One of the problems with “medical” marijuana, as noted by the FDA and others, is how inconsistent its potency can be from plant to plant.

Coloradoans are discovering this firsthand as they wade through the quagmire of what to do now that marijuana has been legalized outright in their state. By state law, marijuana products must carry a label describing how potent the drug content is. But as The Wall Street Journal notes, there are no state or industry standards to test marijuana:

The labels are intended to inform consumers on the nature of the product they are buying, not unlike alcohol-content labels on beer or wine. But current test results are haphazard, owners of medical-marijuana dispensaries complain, with the same marijuana receiving different marks depending on where it was analyzed.
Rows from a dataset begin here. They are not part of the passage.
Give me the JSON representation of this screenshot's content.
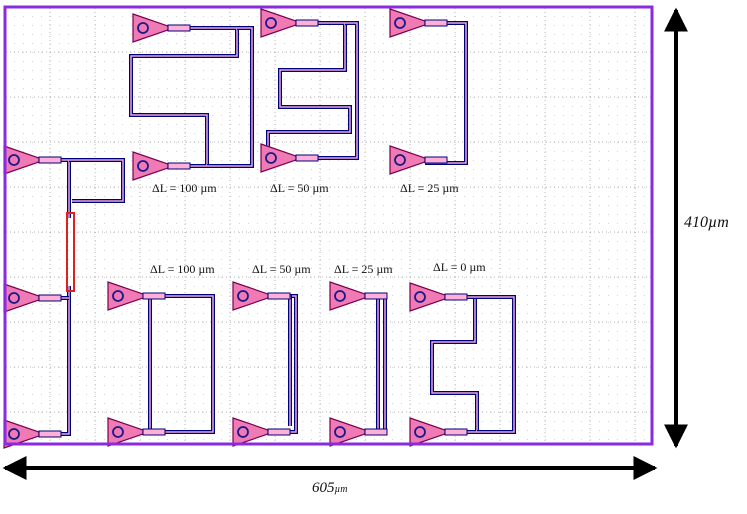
{
  "dimensions": {
    "height_label": "410µm",
    "width_label": "605µm",
    "width_unit": "µm"
  },
  "labels": [
    {
      "key": "top_1",
      "text": "ΔL = 100 µm"
    },
    {
      "key": "top_2",
      "text": "ΔL = 50 µm"
    },
    {
      "key": "top_3",
      "text": "ΔL = 25 µm"
    },
    {
      "key": "bot_1",
      "text": "ΔL = 100 µm"
    },
    {
      "key": "bot_2",
      "text": "ΔL = 50 µm"
    },
    {
      "key": "bot_3",
      "text": "ΔL = 25 µm"
    },
    {
      "key": "bot_4",
      "text": "ΔL = 0 µm"
    }
  ],
  "colors": {
    "frame": "#8a2be2",
    "waveguide_outer": "#00007a",
    "waveguide_inner": "#e8a8d8",
    "coupler_fill": "#f07ab4",
    "coupler_stroke": "#7a0050",
    "taper_fill": "#ffb0d8",
    "ring_stroke": "#1a1a8a",
    "splitter": "#e02020",
    "grid_dot": "#9a9a9a",
    "arrow": "#000000"
  }
}
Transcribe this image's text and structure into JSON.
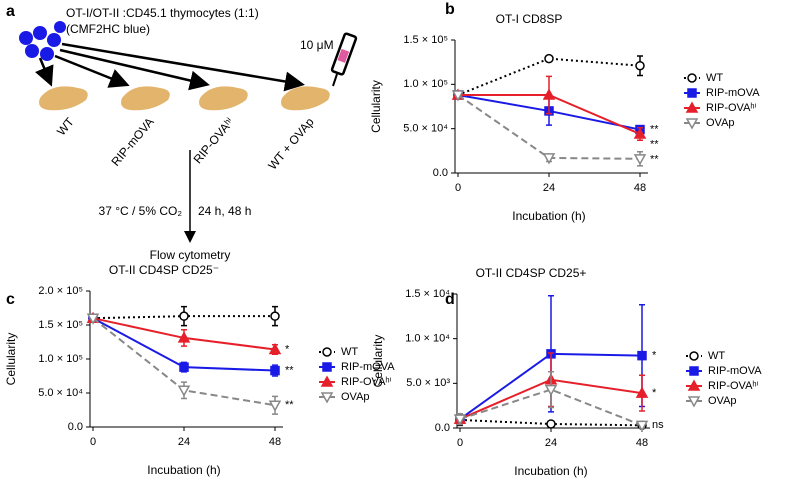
{
  "diagram": {
    "label": "a",
    "lines": [
      "OT-I/OT-II :CD45.1 thymocytes (1:1)",
      "(CMF2HC blue)"
    ],
    "dose": "10 μM",
    "conditions": [
      "WT",
      "RIP-mOVA",
      "RIP-OVAʰⁱ",
      "WT + OVAp"
    ],
    "incubation": "37 °C / 5% CO₂",
    "times": "24 h, 48 h",
    "readout": "Flow cytometry"
  },
  "chart_data": [
    {
      "type": "line",
      "panel_label": "b",
      "title": "OT-I CD8SP",
      "x_label": "Incubation (h)",
      "y_label": "Cellularity",
      "legend": "right",
      "x": [
        0,
        24,
        48
      ],
      "xlim": [
        0,
        48
      ],
      "xticks": [
        0,
        24,
        48
      ],
      "ylim": [
        0,
        150000
      ],
      "yticks": [
        {
          "value": 0,
          "label": "0.0"
        },
        {
          "value": 50000,
          "label": "5.0 × 10⁴"
        },
        {
          "value": 100000,
          "label": "1.0 × 10⁵"
        },
        {
          "value": 150000,
          "label": "1.5 × 10⁵"
        }
      ],
      "series": [
        {
          "name": "WT",
          "color": "#000000",
          "marker": "circle-open",
          "line_style": "dotted",
          "values": [
            88000,
            129000,
            121000
          ],
          "errors": [
            1500,
            2500,
            11000
          ]
        },
        {
          "name": "RIP-mOVA",
          "color": "#1a1ae6",
          "marker": "square",
          "line_style": "solid",
          "values": [
            88000,
            70000,
            49000
          ],
          "errors": [
            1500,
            16000,
            4000
          ],
          "significance": "**"
        },
        {
          "name": "RIP-OVAʰⁱ",
          "color": "#e6202a",
          "marker": "triangle-up",
          "line_style": "solid",
          "values": [
            88000,
            88000,
            44000
          ],
          "errors": [
            1500,
            21000,
            7000
          ],
          "significance": "**"
        },
        {
          "name": "OVAp",
          "color": "#888888",
          "marker": "triangle-down-open",
          "line_style": "dashed",
          "values": [
            88000,
            17000,
            16000
          ],
          "errors": [
            1500,
            4000,
            8000
          ],
          "significance": "**"
        }
      ]
    },
    {
      "type": "line",
      "panel_label": "c",
      "title": "OT-II CD4SP CD25⁻",
      "x_label": "Incubation (h)",
      "y_label": "Cellularity",
      "legend": "right",
      "x": [
        0,
        24,
        48
      ],
      "xlim": [
        0,
        48
      ],
      "xticks": [
        0,
        24,
        48
      ],
      "ylim": [
        0,
        200000
      ],
      "yticks": [
        {
          "value": 0,
          "label": "0.0"
        },
        {
          "value": 50000,
          "label": "5.0 × 10⁴"
        },
        {
          "value": 100000,
          "label": "1.0 × 10⁵"
        },
        {
          "value": 150000,
          "label": "1.5 × 10⁵"
        },
        {
          "value": 200000,
          "label": "2.0 × 10⁵"
        }
      ],
      "series": [
        {
          "name": "WT",
          "color": "#000000",
          "marker": "circle-open",
          "line_style": "dotted",
          "values": [
            160000,
            163000,
            163000
          ],
          "errors": [
            2000,
            14000,
            14000
          ]
        },
        {
          "name": "RIP-mOVA",
          "color": "#1a1ae6",
          "marker": "square",
          "line_style": "solid",
          "values": [
            160000,
            88000,
            83000
          ],
          "errors": [
            2000,
            7000,
            8000
          ],
          "significance": "**"
        },
        {
          "name": "RIP-OVAʰⁱ",
          "color": "#e6202a",
          "marker": "triangle-up",
          "line_style": "solid",
          "values": [
            160000,
            131000,
            114000
          ],
          "errors": [
            2000,
            12000,
            7000
          ],
          "significance": "*"
        },
        {
          "name": "OVAp",
          "color": "#888888",
          "marker": "triangle-down-open",
          "line_style": "dashed",
          "values": [
            160000,
            54000,
            32000
          ],
          "errors": [
            2000,
            12000,
            13000
          ],
          "significance": "**"
        }
      ]
    },
    {
      "type": "line",
      "panel_label": "d",
      "title": "OT-II CD4SP CD25+",
      "x_label": "Incubation (h)",
      "y_label": "Cellularity",
      "legend": "right",
      "x": [
        0,
        24,
        48
      ],
      "xlim": [
        0,
        48
      ],
      "xticks": [
        0,
        24,
        48
      ],
      "ylim": [
        0,
        15000
      ],
      "yticks": [
        {
          "value": 0,
          "label": "0.0"
        },
        {
          "value": 5000,
          "label": "5.0 × 10³"
        },
        {
          "value": 10000,
          "label": "1.0 × 10⁴"
        },
        {
          "value": 15000,
          "label": "1.5 × 10⁴"
        }
      ],
      "series": [
        {
          "name": "WT",
          "color": "#000000",
          "marker": "circle-open",
          "line_style": "dotted",
          "values": [
            900,
            450,
            300
          ],
          "errors": [
            600,
            300,
            300
          ]
        },
        {
          "name": "RIP-mOVA",
          "color": "#1a1ae6",
          "marker": "square",
          "line_style": "solid",
          "values": [
            1000,
            8300,
            8100
          ],
          "errors": [
            600,
            6500,
            5700
          ],
          "significance": "*"
        },
        {
          "name": "RIP-OVAʰⁱ",
          "color": "#e6202a",
          "marker": "triangle-up",
          "line_style": "solid",
          "values": [
            1000,
            5400,
            3900
          ],
          "errors": [
            600,
            3000,
            2000
          ],
          "significance": "*"
        },
        {
          "name": "OVAp",
          "color": "#888888",
          "marker": "triangle-down-open",
          "line_style": "dashed",
          "values": [
            1000,
            4300,
            300
          ],
          "errors": [
            600,
            2000,
            300
          ],
          "significance": "ns"
        }
      ]
    }
  ]
}
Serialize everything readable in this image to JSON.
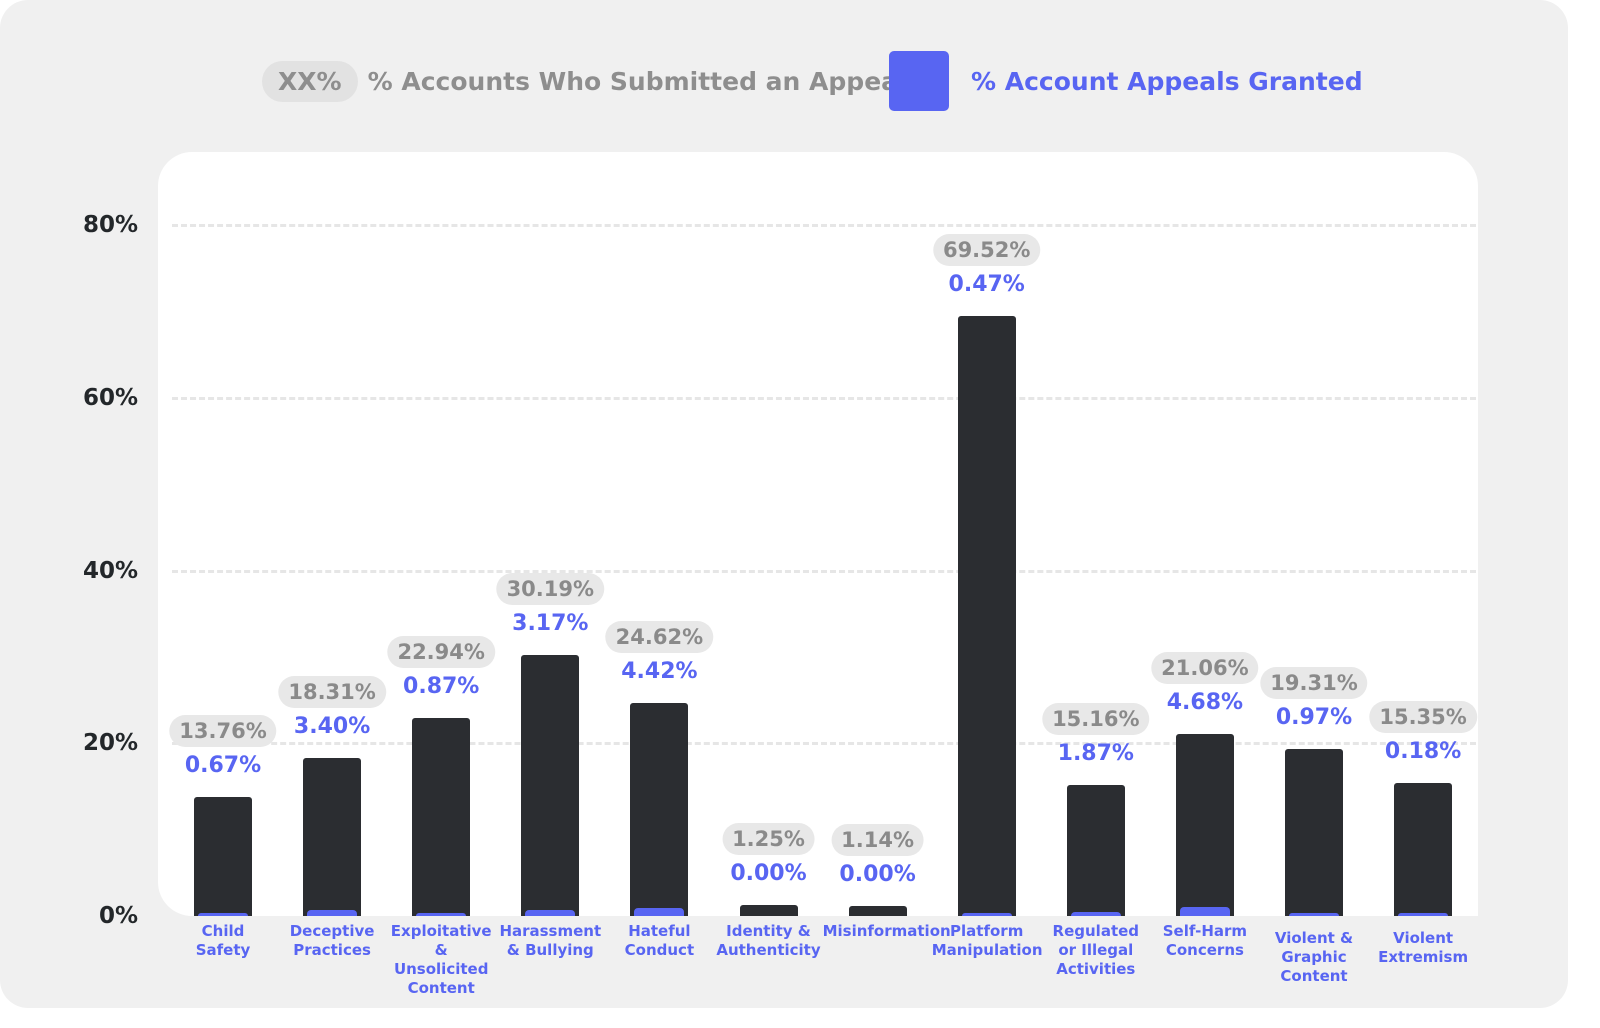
{
  "legend": {
    "placeholder": "XX%",
    "appeal_label": "% Accounts Who Submitted an Appeal",
    "granted_label": "% Account Appeals Granted"
  },
  "colors": {
    "submitted_bar": "#2b2d31",
    "granted_bar": "#5865f2",
    "background": "#f0f0f0"
  },
  "chart_data": {
    "type": "bar",
    "title": "",
    "xlabel": "",
    "ylabel": "",
    "ylim": [
      0,
      80
    ],
    "yticks": [
      "0%",
      "20%",
      "40%",
      "60%",
      "80%"
    ],
    "grid": true,
    "legend_position": "top",
    "categories": [
      "Child\nSafety",
      "Deceptive\nPractices",
      "Exploitative\n& Unsolicited\nContent",
      "Harassment\n& Bullying",
      "Hateful\nConduct",
      "Identity &\nAuthenticity",
      "Misinformation",
      "Platform\nManipulation",
      "Regulated\nor Illegal\nActivities",
      "Self-Harm\nConcerns",
      "Violent &\nGraphic\nContent",
      "Violent\nExtremism"
    ],
    "series": [
      {
        "name": "% Accounts Who Submitted an Appeal",
        "values": [
          13.76,
          18.31,
          22.94,
          30.19,
          24.62,
          1.25,
          1.14,
          69.52,
          15.16,
          21.06,
          19.31,
          15.35
        ],
        "labels": [
          "13.76%",
          "18.31%",
          "22.94%",
          "30.19%",
          "24.62%",
          "1.25%",
          "1.14%",
          "69.52%",
          "15.16%",
          "21.06%",
          "19.31%",
          "15.35%"
        ]
      },
      {
        "name": "% Account Appeals Granted",
        "values": [
          0.67,
          3.4,
          0.87,
          3.17,
          4.42,
          0.0,
          0.0,
          0.47,
          1.87,
          4.68,
          0.97,
          0.18
        ],
        "labels": [
          "0.67%",
          "3.40%",
          "0.87%",
          "3.17%",
          "4.42%",
          "0.00%",
          "0.00%",
          "0.47%",
          "1.87%",
          "4.68%",
          "0.97%",
          "0.18%"
        ]
      }
    ]
  }
}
Laboratory owners acknowledge results vary due to differing methodologies and advise growers not to compare ratings from different labs.

“The standard margin of error is like 25%,” said Evan Anderson, who has used several labs to test the medical marijuana he sells at his Boulder, Colo., dispensary, 14er Holistics. “That’s unacceptable in any kind of scientific setting.”

Of course marijuana’s potency has presented a huge obstacle for “medical” marijuana in other states. If a medicine’s potency cannot be measured accurately, how can it effectively be used as medicine?

Maybe that’s why so many prominent members of the medical community have refused to buy into the idea of “medical” marijuana.